Bit Literacy - Mark Hurst [23]
Date: September 6, 20..
From: reader@example.com
To: march1@gootodo.com
Subject: Fwd: Re: sign up for the Z1 training session?
> Date: September 6, 20..
> From: jane.williams@example.com
> To: reader@example.com
> Subject: Re: sign up for the Z1 training session?
> R.-sure, just get back to me in early March and I’ll be ready to sign up.
> Jane
Having sent the e-mail, you can forget about the todo for several months and focus on other work. Only when March 1 rolls around will your todo list contain the todo, showing the following title:
(Some users may prefer to rename the Subject line when they forward the e-mail, so that the todo has a clearer title when the todo pops up in March. A Subject like “Jane re Z1 training?” might be a good one.)
Whatever the name of the todo, the detail field will contain the body of the e-mail, reminding you what the todo is about. You can paste the todo body in your followup note to Jane, and BCC 1w@gootodo.com to make sure you get a response to this followup. Best of all, you’ll be sending the followup right on time:
Date: March 1, 20..
From: reader@example.com
To: jane.williams@example.com
BCC: 1w@gootodo.com
Subject: checking in—sign up for the Z1 training session?
Jane,
Just checking in on your e-mail from last September, pasted below - you said you’d be ready to sign up for Z1 training in early March, and here we are! Are you ready to sign up?
R.
> Date: September 6, 20..
> From: jane.williams@example.com
> To: reader@example.com
> Subject: Re: sign up for the Z1 training session?

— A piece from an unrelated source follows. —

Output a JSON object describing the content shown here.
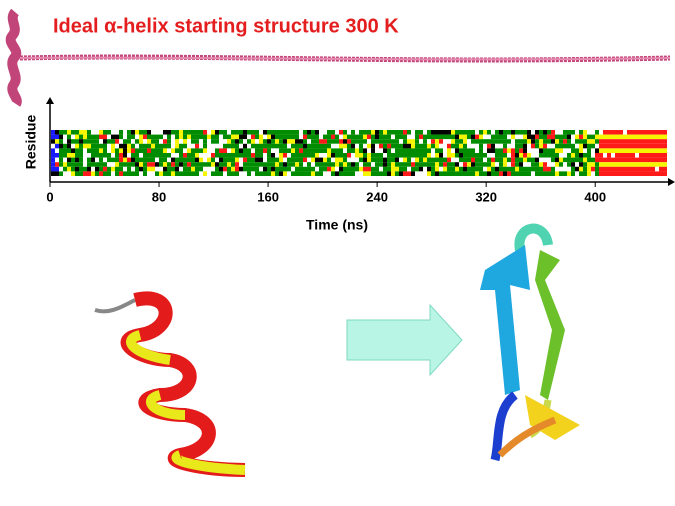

> R.—sure, just get back to me in early March and I’ll be ready to sign up.
> Jane
Using Gootodo in this way, I’ve found that many people will respond immediately out of sheer amazement, shocked by my freakishly accurate timing. Weeks or months can pass by and I can get back to them, exactly on time, quoting their original note. This is to their delight or chagrin, depending on what I’m bringing up. More than one recipient has asked me if I’m psychic.
And that’s the beauty of bit-literate todo management: by using bits to their advantage, I can have near-perfect accuracy and timeliness—even the appearance of psychic powers!—with less mental exertion than what other todo lists require. If I send a todo six months into the future, I can totally forget about the todo—letting the bits go—until it becomes relevant again and Gootodo brings it back to my attention.
There are many other ways Gootodo can be used for followup. Bit-literate users should explore Gootodo, or some other bit-literate todo list, and stay on the lookout for other ways to improve their effectiveness. Todo management, like all of bit literacy, is a lifelong discipline of continual improvement.
Chapter 6: The Media Diet
There’s a saying at my alma mater: getting an education at MIT is like taking a drink from a firehose.12 The same could be said for staying informed in the information-saturated environment we live in today. As Richard Saul Wurman put it in his 1989 book Information Anxiety: “One of the most anxiety-inducing side effects of the information era is the feeling that you have to know it all. Realizing your own limitations becomes essential to surviving an information avalanche; you cannot or should not absorb or even pay attention to everything.” That book was published at a time before e-mail was popular, so the quote refers to the deluge of print-based information. The sentiment is even more relevant today. The age of bits has brought on a stupendous multiplication of information we’re now invited to engage.
Consider the many kinds of media that vie for our attention today on a regular basis. These are just the periodical media, the sources that ask us to commit to reading, viewing, or listening on a regular basis. (“One-offs” like books and movies add even more to the noisy media environment.)